I am trying to scrape the web page with C# and I am using HtmlAgilityPack it works good for me, but I got an issue with this website when I need to scrape data from another page of product list. Because link doesn't have page number so I cannot access it by changing link. I found out that page is changed by javascript "__doPostBack" function which doesn't changes the link, just reloads the page, and loads the data.
This is my code for scraping code and price of the product in this web site, however there are more products in other page e.g 2, 3, 4, 5... I need to scrape data from all of these. On other websites I can do just simply passing link to web.Load("Link"); and it works well because link is changing when you change page of product list. In this example link is not changing when other page of the list is selected.
public class CodeAndPrice
{
public string Code { get; set; }
public string Price { get; set; }
}
public partial class Form1 : Form
{
DataTable table;
HtmlWeb web = new HtmlWeb();
public Form1()
{
InitializeComponent();
InitTable();
}
private void InitTable()
{
table = new DataTable("DataTableTest");
table.Columns.Add("Code", typeof(string));
table.Columns.Add("Price", typeof(string));
dataGridView.DataSource = table;
}
private async Task<List<CodeAndPrice>> DataScraping (){
var page = await Task.Factory.StartNew(() => web.Load("https://www.kilobaitas.lt/Kompiuteriai/Plansetiniai_(Tablet)/CatalogStore.aspx?CatID=PL_626"));
var codesNodes = page.DocumentNode.SelectNodes("//td[@class='mainContent']//div[@class='itemNormal']//div[@class='itemCode']");
var pricesNodes = page.DocumentNode.SelectNodes("//td[@class='mainContent']//div[@class='itemNormal']//div[@class='itemCode']//parent::div//div[@class='itemBoxPrice']");
if (codesNodes == null || pricesNodes == null)
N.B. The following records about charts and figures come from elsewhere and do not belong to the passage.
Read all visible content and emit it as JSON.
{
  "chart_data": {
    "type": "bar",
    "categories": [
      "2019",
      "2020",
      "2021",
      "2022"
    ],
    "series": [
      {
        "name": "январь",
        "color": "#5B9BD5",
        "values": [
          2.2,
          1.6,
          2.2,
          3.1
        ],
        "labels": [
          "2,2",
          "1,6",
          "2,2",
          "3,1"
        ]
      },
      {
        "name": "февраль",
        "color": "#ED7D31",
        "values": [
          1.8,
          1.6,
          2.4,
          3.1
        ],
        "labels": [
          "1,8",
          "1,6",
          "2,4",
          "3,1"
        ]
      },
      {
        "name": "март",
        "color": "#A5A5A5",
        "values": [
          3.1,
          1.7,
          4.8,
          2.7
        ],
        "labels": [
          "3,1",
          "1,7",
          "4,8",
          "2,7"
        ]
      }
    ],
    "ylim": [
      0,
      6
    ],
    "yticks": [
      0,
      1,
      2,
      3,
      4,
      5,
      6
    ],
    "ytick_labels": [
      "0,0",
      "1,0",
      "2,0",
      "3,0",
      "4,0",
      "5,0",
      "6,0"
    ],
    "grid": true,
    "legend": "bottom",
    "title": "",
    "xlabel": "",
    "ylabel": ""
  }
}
return new List<CodeAndPrice>();
var codes = codesNodes.Select(node => node.InnerText.Replace("kodas", "").Replace(" ", "").Replace(": ", ""));
var prices = pricesNodes.Select(node => node.InnerText.Replace(" ", "").Replace(" €", ""));
return codes.Zip(prices, (code,price)=> new CodeAndPrice() { Code = code, Price = price }).ToList();
}
private async void Form1_Load(object sender, EventArgs e)
{
var results = await DataScraping();
foreach (var rez in results) {
table.Rows.Add(rez.Code, rez.Price);
}
}
}
Passing __doPostBack('designer1$ctl11$ctl00$MainCatalogSquare1$XDataPaging1','paging.1'); into the browser's console, page 2 is loaded, by changing "paging.*", browser loads page *+1
What is the simplest way to manipulate javascript, that I will be able to change page while scraping data and scrape data from other pages of this website?